Jack memicingkan mata.

"Bagaimana maksudnya? Sungguh, aku tak paham," tanya Jack penuh keheranan.

"Begini, putra putri kita saling mencintai. Kenapa tidak kita nikahkan saja mereka secepatnya? Kau tahu kan dunia anak muda jaman sekarang, serba bebas tak ada arahan dan aturan. Aku hanya ingin kita saling mempererat persaudaraan dan menyatukan sua hati yang saling mencintai. Bagaimana?" usul Pisco.

"Oh, kalau begitu, kutanyakan dulu pada putriku satu-satunya," sahut Jack lalu beralih menatap wajah cantik putrinya. "Apakah kau ingin segera menikah dengan Chivas?" tanya Jack pada Quila.

Quila menunduk lesu sebelum menjawab pertanyaan sang ayah.

Seketika wajahnya berangsur-angsur berubah.

"Yes, Daddy! Aku ingin segera menikah dengan Chivas. Benar begitu kan, Sayang?" ucap Quila kemudian beralih pada pemuda tampan yang duduk berseberangan dengannya.
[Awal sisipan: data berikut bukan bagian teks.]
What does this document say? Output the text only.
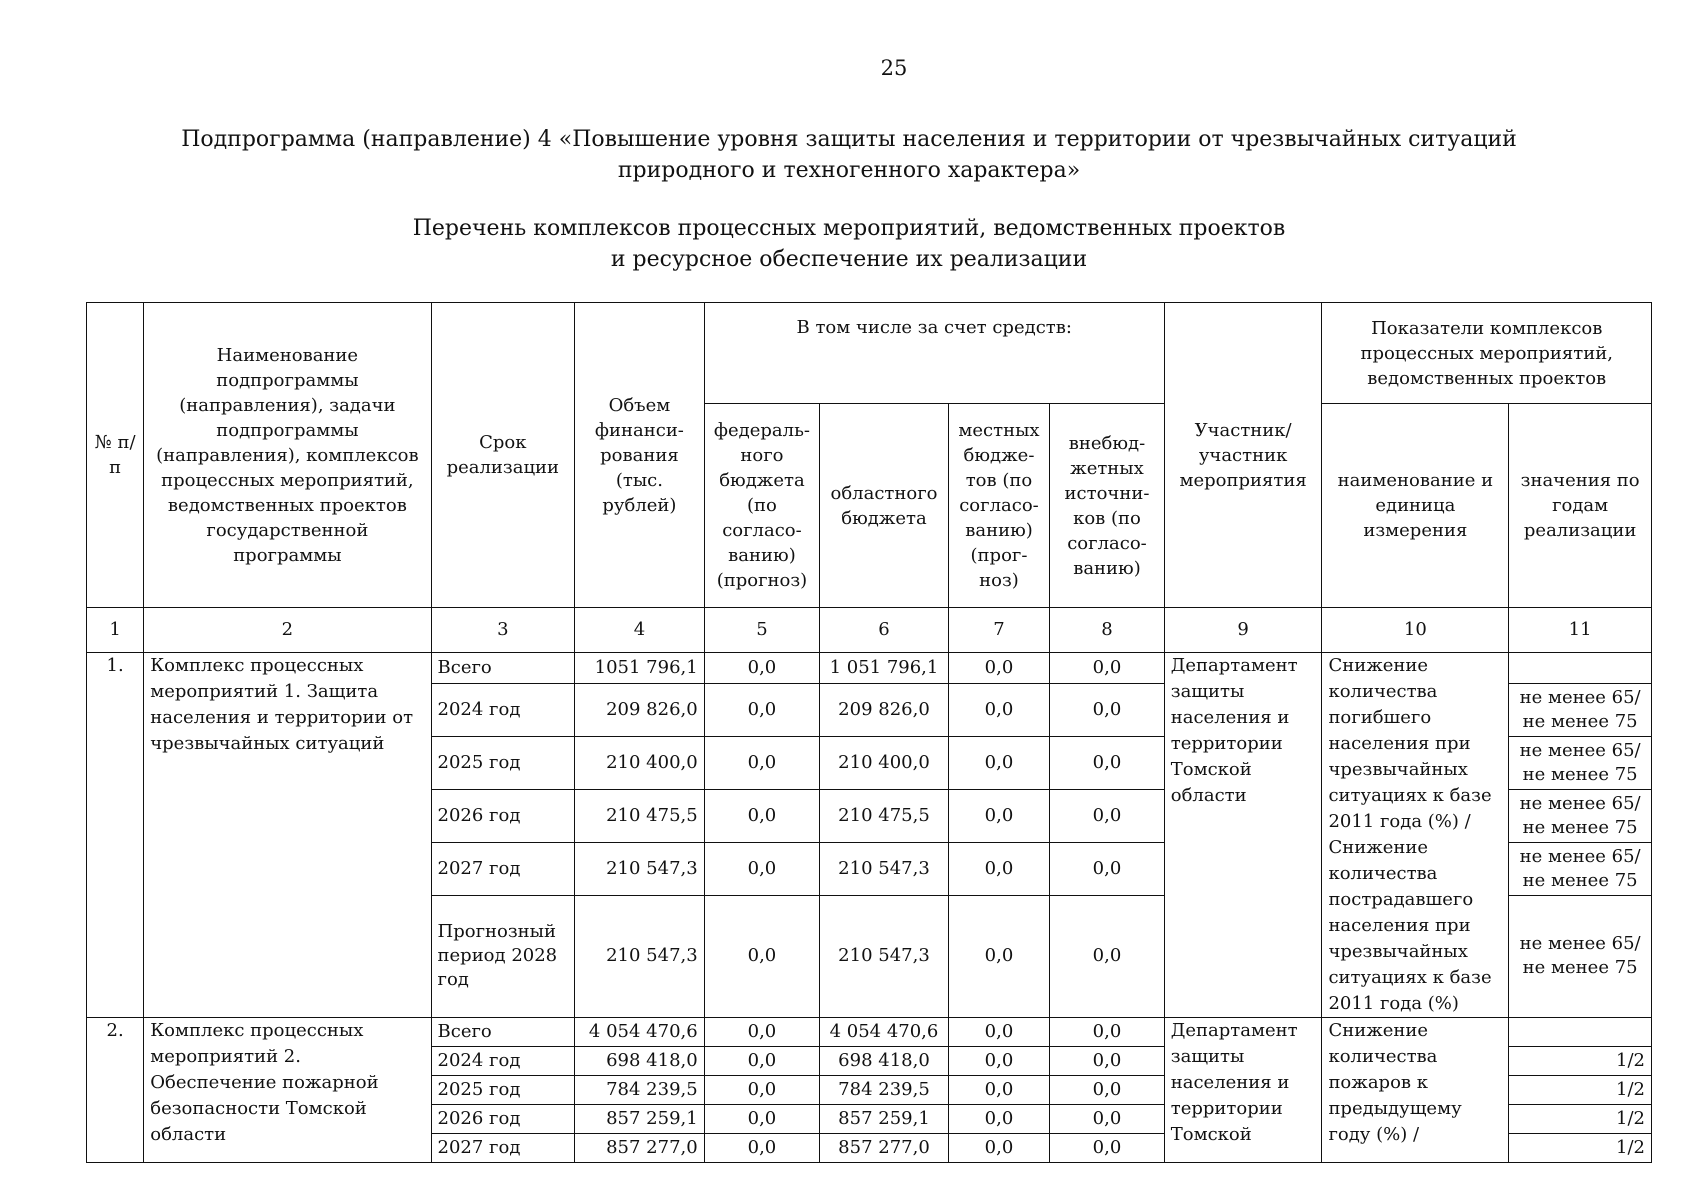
25
Подпрограмма (направление) 4 «Повышение уровня защиты населения и территории от чрезвычайных ситуаций
природного и техногенного характера»
Перечень комплексов процессных мероприятий, ведомственных проектов
и ресурсное обеспечение их реализации
№ п/п	Наименование подпрограммы (направления), задачи подпрограммы (направления), комплексов процессных мероприятий, ведомственных проектов государственной программы	Срок реализации	Объем финанси-рования (тыс. рублей)	В том числе за счет средств:				Участник/ участник мероприятия	Показатели комплексов процессных мероприятий, ведомственных проектов	
				федераль-ного бюджета (по согласо-ванию) (прогноз)	областного бюджета	местных бюдже-тов (по согласо-ванию) (прог-ноз)	внебюд-жетных источни-ков (по согласо-ванию)		наименование и единица измерения	значения по годам реализации
1	2	3	4	5	6	7	8	9	10	11
1.	Комплекс процессных мероприятий 1. Защита населения и территории от чрезвычайных ситуаций	Всего	1051 796,1	0,0	1 051 796,1	0,0	0,0	Департамент защиты населения и территории Томской области	Снижение количества погибшего населения при чрезвычайных ситуациях к базе 2011 года (%) / Снижение количества пострадавшего населения при чрезвычайных ситуациях к базе 2011 года (%)	
		2024 год	209 826,0	0,0	209 826,0	0,0	0,0			не менее 65/ не менее 75
		2025 год	210 400,0	0,0	210 400,0	0,0	0,0			не менее 65/ не менее 75
		2026 год	210 475,5	0,0	210 475,5	0,0	0,0			не менее 65/ не менее 75
		2027 год	210 547,3	0,0	210 547,3	0,0	0,0			не менее 65/ не менее 75
		Прогнозный период 2028 год	210 547,3	0,0	210 547,3	0,0	0,0			не менее 65/ не менее 75
2.	Комплекс процессных мероприятий 2. Обеспечение пожарной безопасности Томской области	Всего	4 054 470,6	0,0	4 054 470,6	0,0	0,0	Департамент защиты населения и территории Томской	Снижение количества пожаров к предыдущему году (%) /	
		2024 год	698 418,0	0,0	698 418,0	0,0	0,0			1/2
		2025 год	784 239,5	0,0	784 239,5	0,0	0,0			1/2
		2026 год	857 259,1	0,0	857 259,1	0,0	0,0			1/2
		2027 год	857 277,0	0,0	857 277,0	0,0	0,0			1/2
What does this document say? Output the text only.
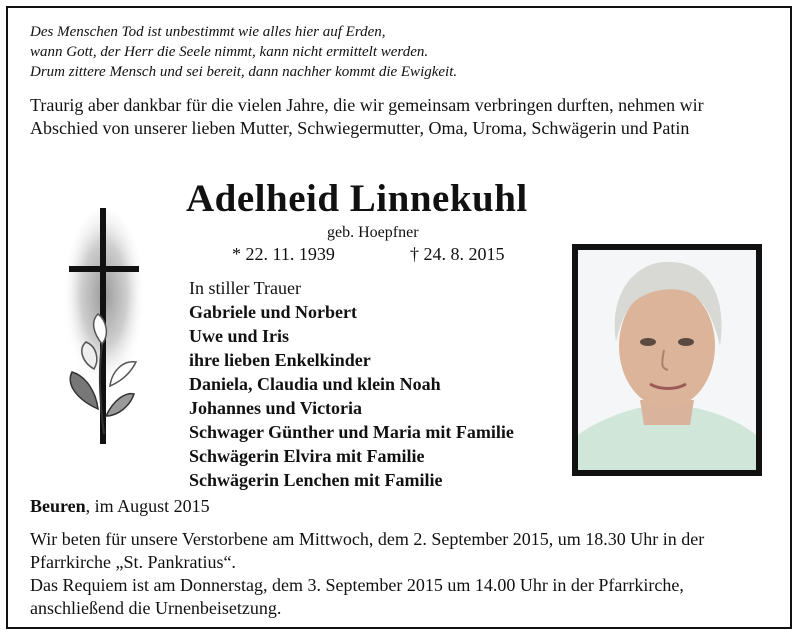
Des Menschen Tod ist unbestimmt wie alles hier auf Erden,
wann Gott, der Herr die Seele nimmt, kann nicht ermittelt werden.
Drum zittere Mensch und sei bereit, dann nachher kommt die Ewigkeit.
Traurig aber dankbar für die vielen Jahre, die wir gemeinsam verbringen durften, nehmen wir Abschied von unserer lieben Mutter, Schwiegermutter, Oma, Uroma, Schwägerin und Patin
Adelheid Linnekuhl
geb. Hoepfner
* 22. 11. 1939	† 24. 8. 2015
In stiller Trauer
Gabriele und Norbert
Uwe und Iris
ihre lieben Enkelkinder
Daniela, Claudia und klein Noah
Johannes und Victoria
Schwager Günther und Maria mit Familie
Schwägerin Elvira mit Familie
Schwägerin Lenchen mit Familie
Beuren, im August 2015
Wir beten für unsere Verstorbene am Mittwoch, dem 2. September 2015, um 18.30 Uhr in der Pfarrkirche „St. Pankratius“.
Das Requiem ist am Donnerstag, dem 3. September 2015 um 14.00 Uhr in der Pfarrkirche, anschließend die Urnenbeisetzung.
"Uhuuk, Uhuuk," refleks Chivas terbatuk-batuk tanpa akting. Nyata adanya. Rasanya makanan yang baru saja ia makan menyangkut di tenggorokannya.

"Kau tidak perlu malu, Sayang. Biarkan Daddyku tahu bahwa kita saling mencintai," ucap Quila seraya tersenyum manis dan berakting bak seorang artis di depan semua orang. 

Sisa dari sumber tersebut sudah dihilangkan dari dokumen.